1. Once the fish, red snapper in this case, is prepared, it is then sliced into uniform-sized pieces, which can be cubes or slices as long as they are the same size. Chef Phillip, says ‘This step is of the utmost importance so the fish cooks evenly.’ We are then issued gloves and turn to the other ingredients, slicing jalapeno peppers, red and spicy Fresno peppers, red onion, coriander and ginger into a uniform dice. Wearing gloves is essential when dicing spicy ingredients, such as the peppers.
2. Into a mixing bowl, we pour several tablespoons of lime with a pinch of flaked salt and swirl it together. Chef Phillip encourages us to taste test it for saltiness. He explains, ‘If it’s too briny, just add more lime juice until you achieve balance – you will know it when you taste it.’
We then put the pepper and onion mixture into the salt-citrus bath along with the fish and watch as the citric acid ‘cooks’ the chopped fish without heat, turning the flesh from translucent pink to opaque white. Chef Phillip instructs us to, ‘Leave the fish in the bath according to taste – 10-30 minutes will give you a medium rare fish. Do not let your fish sit longer than 30 minutes because that will overcook it.’
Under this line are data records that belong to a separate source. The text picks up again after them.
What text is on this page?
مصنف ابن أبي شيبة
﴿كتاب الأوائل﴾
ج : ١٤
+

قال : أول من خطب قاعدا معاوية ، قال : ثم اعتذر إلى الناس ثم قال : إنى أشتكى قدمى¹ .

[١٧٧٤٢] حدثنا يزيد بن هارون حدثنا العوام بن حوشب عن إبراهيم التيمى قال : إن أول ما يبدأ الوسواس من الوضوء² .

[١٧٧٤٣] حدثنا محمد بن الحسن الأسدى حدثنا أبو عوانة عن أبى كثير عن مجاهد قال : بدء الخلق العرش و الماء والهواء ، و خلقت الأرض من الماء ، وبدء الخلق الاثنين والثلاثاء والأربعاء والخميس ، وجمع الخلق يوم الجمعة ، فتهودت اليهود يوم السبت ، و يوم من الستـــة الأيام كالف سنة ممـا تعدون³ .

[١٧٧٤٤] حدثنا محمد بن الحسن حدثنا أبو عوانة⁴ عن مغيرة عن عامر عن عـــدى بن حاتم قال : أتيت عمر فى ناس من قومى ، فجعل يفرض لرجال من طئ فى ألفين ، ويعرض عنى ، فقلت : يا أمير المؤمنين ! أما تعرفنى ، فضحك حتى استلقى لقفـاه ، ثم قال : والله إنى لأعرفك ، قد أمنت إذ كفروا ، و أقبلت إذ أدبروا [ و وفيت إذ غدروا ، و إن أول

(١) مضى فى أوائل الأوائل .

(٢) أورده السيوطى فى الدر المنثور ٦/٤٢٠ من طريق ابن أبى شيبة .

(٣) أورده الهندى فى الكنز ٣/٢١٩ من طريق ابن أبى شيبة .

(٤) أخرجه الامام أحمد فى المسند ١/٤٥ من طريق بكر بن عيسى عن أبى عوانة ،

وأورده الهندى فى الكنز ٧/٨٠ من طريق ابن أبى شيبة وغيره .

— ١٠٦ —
3. He then provides each of us with a serving platter and asks us to strain the fish and stagger it elegantly along the length of plate, garnishing it with drops of the leche de tigre, coriander, flower petals, strips of julienned red pepper, accompanied by salted plantain chips (tostones), which also are also a nice accompaniment to their menu of beverages.
We each proudly display our handiwork, which we are eager to sample. The fish is lovely, fresh and light. This is a perfect starter to dish to dazzle guests with. They will think you spend loads of money on fantastic fish and time in the kitchen preparing it. Neither has to be the case as our favourite ceviche in town has been composed of inexpensive local Shaari fish which is easy to procure and will run you around Dhs50 for a large, fileted fish. It is also quick and easy to prepare ceviche. Chef Phillip advises that you make and serve your ceviche immediately so you don’t run the risk of overcooking the fish.
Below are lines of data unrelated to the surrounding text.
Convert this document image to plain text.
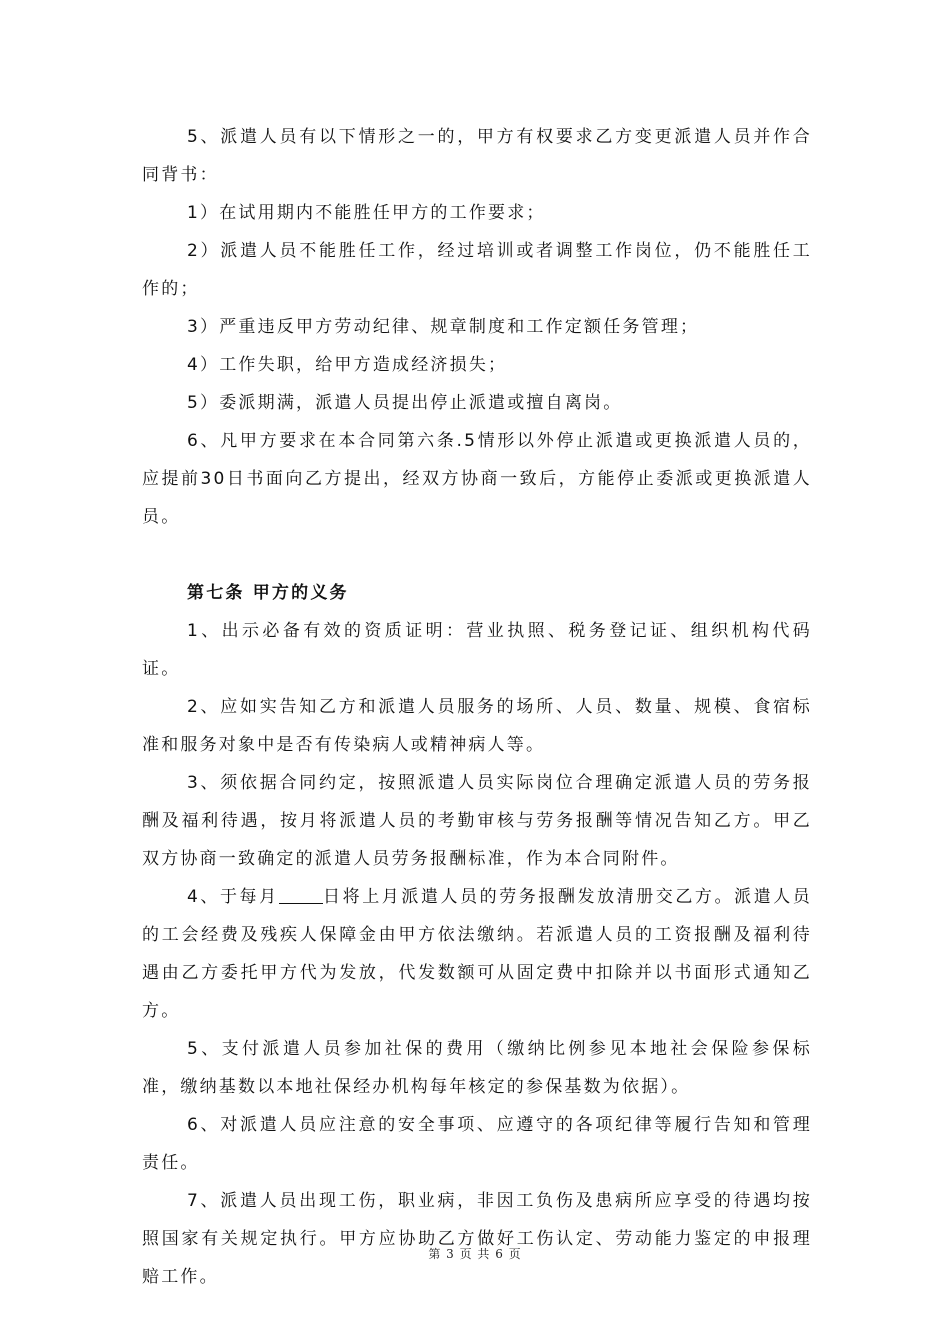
5、派遣人员有以下情形之一的，甲方有权要求乙方变更派遣人员并作合同背书：

1）在试用期内不能胜任甲方的工作要求；

2）派遣人员不能胜任工作，经过培训或者调整工作岗位，仍不能胜任工作的；

3）严重违反甲方劳动纪律、规章制度和工作定额任务管理；

4）工作失职，给甲方造成经济损失；

5）委派期满，派遣人员提出停止派遣或擅自离岗。

6、凡甲方要求在本合同第六条.5情形以外停止派遣或更换派遣人员的，应提前30日书面向乙方提出，经双方协商一致后，方能停止委派或更换派遣人员。

第七条 甲方的义务

1、出示必备有效的资质证明：营业执照、税务登记证、组织机构代码证。

2、应如实告知乙方和派遣人员服务的场所、人员、数量、规模、食宿标准和服务对象中是否有传染病人或精神病人等。

3、须依据合同约定，按照派遣人员实际岗位合理确定派遣人员的劳务报酬及福利待遇，按月将派遣人员的考勤审核与劳务报酬等情况告知乙方。甲乙双方协商一致确定的派遣人员劳务报酬标准，作为本合同附件。

4、于每月	日将上月派遣人员的劳务报酬发放清册交乙方。派遣人员的工会经费及残疾人保障金由甲方依法缴纳。若派遣人员的工资报酬及福利待遇由乙方委托甲方代为发放，代发数额可从固定费中扣除并以书面形式通知乙方。

5、支付派遣人员参加社保的费用（缴纳比例参见本地社会保险参保标准，缴纳基数以本地社保经办机构每年核定的参保基数为依据）。

6、对派遣人员应注意的安全事项、应遵守的各项纪律等履行告知和管理责任。

7、派遣人员出现工伤，职业病，非因工负伤及患病所应享受的待遇均按照国家有关规定执行。甲方应协助乙方做好工伤认定、劳动能力鉴定的申报理赔工作。

第 3 页 共 6 页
Presentation plays a huge role with ceviche dishes
If you, like us and many other Abu Dhabi residents, have recently fallen in love with ceviche, there is nothing stopping you from making it at home. As long as your fish or shellfish is fresh and your marinade is tasty, there’s little that can ruin a homemade ceviche. Give it a try.
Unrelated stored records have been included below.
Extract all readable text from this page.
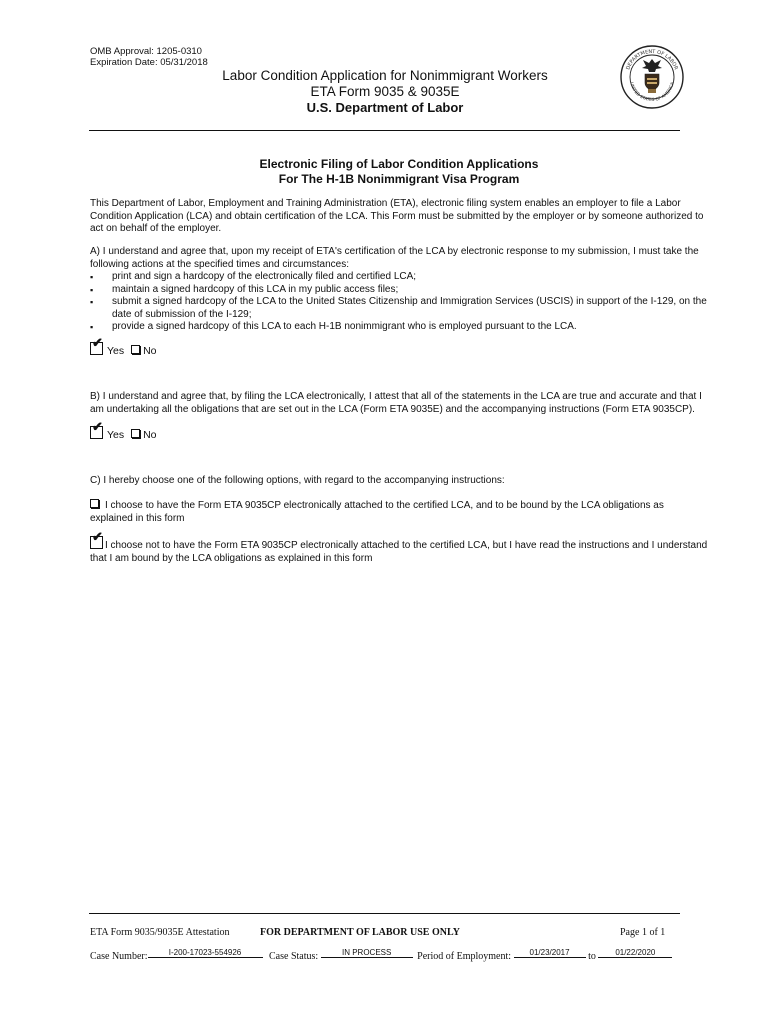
OMB Approval: 1205-0310
Expiration Date: 05/31/2018
Labor Condition Application for Nonimmigrant Workers
ETA Form 9035 & 9035E
U.S. Department of Labor
DEPARTMENT OF LABOR
UNITED STATES OF AMERICA
Electronic Filing of Labor Condition Applications
For The H-1B Nonimmigrant Visa Program
This Department of Labor, Employment and Training Administration (ETA), electronic filing system enables an employer to file a Labor Condition Application (LCA) and obtain certification of the LCA. This Form must be submitted by the employer or by someone authorized to act on behalf of the employer.
A) I understand and agree that, upon my receipt of ETA's certification of the LCA by electronic response to my submission, I must take the following actions at the specified times and circumstances:
▪ print and sign a hardcopy of the electronically filed and certified LCA;
▪ maintain a signed hardcopy of this LCA in my public access files;
▪ submit a signed hardcopy of the LCA to the United States Citizenship and Immigration Services (USCIS) in support of the I-129, on the date of submission of the I-129;
▪ provide a signed hardcopy of this LCA to each H-1B nonimmigrant who is employed pursuant to the LCA.
✔Yes No
B) I understand and agree that, by filing the LCA electronically, I attest that all of the statements in the LCA are true and accurate and that I am undertaking all the obligations that are set out in the LCA (Form ETA 9035E) and the accompanying instructions (Form ETA 9035CP).
✔Yes No
C) I hereby choose one of the following options, with regard to the accompanying instructions:
I choose to have the Form ETA 9035CP electronically attached to the certified LCA, and to be bound by the LCA obligations as explained in this form
✔I choose not to have the Form ETA 9035CP electronically attached to the certified LCA, but I have read the instructions and I understand that I am bound by the LCA obligations as explained in this form
ETA Form 9035/9035E Attestation	FOR DEPARTMENT OF LABOR USE ONLY	Page 1 of 1
Case Number:	I-200-17023-554926	Case Status:	IN PROCESS	Period of Employment: 01/23/2017 to 01/22/2020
The ceviche making classes are expected to begin this autumn at Asia de Cuba. Nation Riviera Beach Club, St. Regis Abu Dhabi, Corniche West, www.asiadecuba.com (02 699 3333).
How to slice your fish
First, you need to find a sharp knife suitable for slicing through your fresh fish. Slicing at an angle ensures you’ll avoid chewy sinews and get tender bites every time.
1. Trim each fillet into long, straight pieces between 4-5cm long.
2. Wet your (sharp!) knife with cold water before each cut – this helps prevent the flesh from shredding.
3. Hold your knife at a 45-degree angle and slice 0.5cm thick pieces, wiping the blade clean after each cut.
Follow your nose
Chef Phillip offers these simple tips for purchasing the freshest fish
Go to a trusted source. The best is obviously to catch it yourself or have a trusted fisherman as a family friend. In the absence of that, the next best thing is a dedicated fishmonger. Look for shops that are clean, busy, and scrupulous about their fish. Fish should kept on top of and under crushed ice, or in refrigerated display cases on top of ice.
Follow your nose. Fresh fish should not smell fishy. It should smell faintly briny. The same rules apply for shrimp, scallops, squid, and other shellfish. If your fishmonger won’t let you smell his fish, find a new fishmonger, or eat burgers instead.
Look for firm flesh. Fresh fish flesh should have a clean, slightly translucent appearance that doesn’t give when you push.
Look a fish in its eye. Fresh fish should have bright, clear, moist looking eyes. Avoid fish that has a cloudy film over its eyes.